The objective of this paper is to identify the features of the interwar labour policy of Imperial Chemical Industries Ltd. (I.C.I.) by studying the connection between labour policy and welfare programmes.
Industrial welfare was important for I.C.I., which possessed about 70 factories and some 40, 000 employees through amalgamation, as a labour strategy to stabilise industrial relations by reducing employment insecurity and fostering worker loyalty.
The I.C.I. welfare schemes underwent a conversion from paternalistic benefits based on unitary ideals, such as personal contact between employers and employees, into systematic benefits based on formal rules, such as a joint contributory scheme. This change was made clear by analysing the systematisation of I.C.I. welfare schemes between the early period when Sir Alfred Mond, the first chairman, needed to lay the foundations for the new company and the latter period when Sir Harry McGowan, the second chairman, had to implement business restructuring by laying off and reshuffling surplus workers after the Great Depression.

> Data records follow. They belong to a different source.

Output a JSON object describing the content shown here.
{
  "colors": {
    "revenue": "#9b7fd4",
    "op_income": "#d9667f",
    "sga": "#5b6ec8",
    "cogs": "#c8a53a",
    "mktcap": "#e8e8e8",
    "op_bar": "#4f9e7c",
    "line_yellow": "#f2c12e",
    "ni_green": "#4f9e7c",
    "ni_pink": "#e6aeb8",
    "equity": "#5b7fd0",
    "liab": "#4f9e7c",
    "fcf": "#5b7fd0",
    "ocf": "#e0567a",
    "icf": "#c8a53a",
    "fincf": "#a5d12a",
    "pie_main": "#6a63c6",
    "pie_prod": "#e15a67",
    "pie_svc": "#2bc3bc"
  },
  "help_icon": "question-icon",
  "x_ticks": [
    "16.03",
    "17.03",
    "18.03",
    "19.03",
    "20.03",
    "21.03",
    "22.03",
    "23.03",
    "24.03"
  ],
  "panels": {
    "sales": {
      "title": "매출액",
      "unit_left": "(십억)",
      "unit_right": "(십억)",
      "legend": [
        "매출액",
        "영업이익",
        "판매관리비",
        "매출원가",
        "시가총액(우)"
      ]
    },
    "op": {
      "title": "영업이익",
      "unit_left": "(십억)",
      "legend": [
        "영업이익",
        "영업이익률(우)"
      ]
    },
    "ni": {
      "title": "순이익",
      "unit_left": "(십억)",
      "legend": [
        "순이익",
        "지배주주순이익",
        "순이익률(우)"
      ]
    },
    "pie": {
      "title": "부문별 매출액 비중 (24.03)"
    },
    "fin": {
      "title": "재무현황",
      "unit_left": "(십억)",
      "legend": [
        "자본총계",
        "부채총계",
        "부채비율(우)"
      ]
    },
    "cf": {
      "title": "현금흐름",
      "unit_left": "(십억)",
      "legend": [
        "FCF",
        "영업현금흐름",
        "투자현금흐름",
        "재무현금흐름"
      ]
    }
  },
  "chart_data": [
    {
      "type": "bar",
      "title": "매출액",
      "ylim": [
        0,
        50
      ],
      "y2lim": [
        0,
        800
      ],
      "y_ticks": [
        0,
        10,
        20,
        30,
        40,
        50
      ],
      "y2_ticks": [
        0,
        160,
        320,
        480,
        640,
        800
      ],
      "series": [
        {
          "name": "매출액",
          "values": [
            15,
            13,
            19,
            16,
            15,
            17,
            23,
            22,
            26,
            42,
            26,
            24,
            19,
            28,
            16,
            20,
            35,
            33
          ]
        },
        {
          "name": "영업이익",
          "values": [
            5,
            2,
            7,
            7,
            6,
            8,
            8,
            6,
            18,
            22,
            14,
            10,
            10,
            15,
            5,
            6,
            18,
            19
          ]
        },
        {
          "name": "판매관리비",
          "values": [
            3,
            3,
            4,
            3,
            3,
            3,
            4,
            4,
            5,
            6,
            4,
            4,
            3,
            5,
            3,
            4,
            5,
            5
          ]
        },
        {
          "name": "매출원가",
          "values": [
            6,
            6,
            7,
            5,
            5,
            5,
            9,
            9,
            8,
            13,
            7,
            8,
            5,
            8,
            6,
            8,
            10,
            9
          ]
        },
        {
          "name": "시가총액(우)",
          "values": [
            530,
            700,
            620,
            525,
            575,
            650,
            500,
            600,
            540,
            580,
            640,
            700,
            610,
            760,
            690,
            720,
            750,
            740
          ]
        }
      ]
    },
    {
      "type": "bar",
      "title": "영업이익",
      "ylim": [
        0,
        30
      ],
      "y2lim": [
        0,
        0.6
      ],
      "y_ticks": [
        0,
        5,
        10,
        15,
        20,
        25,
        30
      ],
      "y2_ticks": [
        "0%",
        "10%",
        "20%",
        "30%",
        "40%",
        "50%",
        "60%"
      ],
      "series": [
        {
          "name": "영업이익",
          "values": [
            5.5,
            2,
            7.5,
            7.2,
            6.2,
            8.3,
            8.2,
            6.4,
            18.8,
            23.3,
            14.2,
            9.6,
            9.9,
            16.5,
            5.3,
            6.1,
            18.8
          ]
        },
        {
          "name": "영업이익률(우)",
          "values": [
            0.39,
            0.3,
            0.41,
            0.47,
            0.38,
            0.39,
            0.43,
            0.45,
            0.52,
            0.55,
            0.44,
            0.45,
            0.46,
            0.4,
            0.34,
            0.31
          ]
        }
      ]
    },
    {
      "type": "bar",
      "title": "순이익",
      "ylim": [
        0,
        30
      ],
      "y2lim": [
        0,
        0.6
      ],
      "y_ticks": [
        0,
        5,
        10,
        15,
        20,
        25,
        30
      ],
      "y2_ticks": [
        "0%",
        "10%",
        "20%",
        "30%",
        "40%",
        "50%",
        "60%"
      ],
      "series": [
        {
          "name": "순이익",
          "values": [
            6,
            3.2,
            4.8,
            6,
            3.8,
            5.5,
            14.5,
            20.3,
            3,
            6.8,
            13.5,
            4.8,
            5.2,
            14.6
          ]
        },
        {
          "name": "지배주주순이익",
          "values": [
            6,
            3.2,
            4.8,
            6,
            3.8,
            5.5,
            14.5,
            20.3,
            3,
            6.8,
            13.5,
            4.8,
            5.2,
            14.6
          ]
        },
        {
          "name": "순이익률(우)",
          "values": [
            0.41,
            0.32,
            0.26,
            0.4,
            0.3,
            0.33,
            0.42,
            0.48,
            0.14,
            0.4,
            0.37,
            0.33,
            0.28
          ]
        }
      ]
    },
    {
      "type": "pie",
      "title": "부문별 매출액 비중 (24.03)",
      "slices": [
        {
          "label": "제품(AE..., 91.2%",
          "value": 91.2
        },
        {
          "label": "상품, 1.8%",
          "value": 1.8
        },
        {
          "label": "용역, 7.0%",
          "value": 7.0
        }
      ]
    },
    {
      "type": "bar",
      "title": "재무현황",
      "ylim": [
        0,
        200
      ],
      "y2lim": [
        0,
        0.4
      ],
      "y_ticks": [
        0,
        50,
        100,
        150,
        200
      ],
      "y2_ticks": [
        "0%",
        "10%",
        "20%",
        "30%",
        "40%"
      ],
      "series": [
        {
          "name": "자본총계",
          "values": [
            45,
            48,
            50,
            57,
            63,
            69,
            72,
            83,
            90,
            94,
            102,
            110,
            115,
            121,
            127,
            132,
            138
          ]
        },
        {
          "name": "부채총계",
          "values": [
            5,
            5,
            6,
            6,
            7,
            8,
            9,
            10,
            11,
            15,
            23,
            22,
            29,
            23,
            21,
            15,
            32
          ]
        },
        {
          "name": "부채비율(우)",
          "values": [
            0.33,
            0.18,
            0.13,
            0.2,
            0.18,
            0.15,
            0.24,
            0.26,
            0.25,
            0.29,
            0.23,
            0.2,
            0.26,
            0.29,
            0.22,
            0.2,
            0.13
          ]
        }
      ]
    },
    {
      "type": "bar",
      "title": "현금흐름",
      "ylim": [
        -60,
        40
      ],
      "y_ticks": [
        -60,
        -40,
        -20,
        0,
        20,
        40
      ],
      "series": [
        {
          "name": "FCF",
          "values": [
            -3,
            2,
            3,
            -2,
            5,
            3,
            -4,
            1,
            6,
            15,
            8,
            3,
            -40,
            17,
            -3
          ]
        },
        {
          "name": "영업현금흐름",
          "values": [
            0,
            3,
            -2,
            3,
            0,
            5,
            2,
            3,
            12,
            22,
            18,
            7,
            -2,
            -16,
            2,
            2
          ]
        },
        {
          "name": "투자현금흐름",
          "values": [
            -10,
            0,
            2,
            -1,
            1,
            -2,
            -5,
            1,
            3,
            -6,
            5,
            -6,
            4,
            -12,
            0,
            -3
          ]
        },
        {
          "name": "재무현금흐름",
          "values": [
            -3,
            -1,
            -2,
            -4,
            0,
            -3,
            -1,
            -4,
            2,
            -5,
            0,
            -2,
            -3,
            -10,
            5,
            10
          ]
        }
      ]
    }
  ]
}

In the latter period, consequently, the square deal of all I.C.I. workers engaged in various trades in each factory indicated mechanistic unification of industrial relations, which was realised by introducing more comprehensive and systematic welfare programmes. In this respect, I.C.I. welfare programmes functioned effectively as a means to consolidate industrial relations.
My conclusion includes the important implication that the role of systematic welfare schemes as a centralised labour policy was to facilitate labour turnover between subsidiary factories and to promote or supplement business restructuring with lay-offs and replacement of redundant labour in the early 1930s, by constructing comprehensive welfare programmes as the safety net in situations where the predecessor and conventional administrations of the constituent companies of I.C.I. remained to some extent.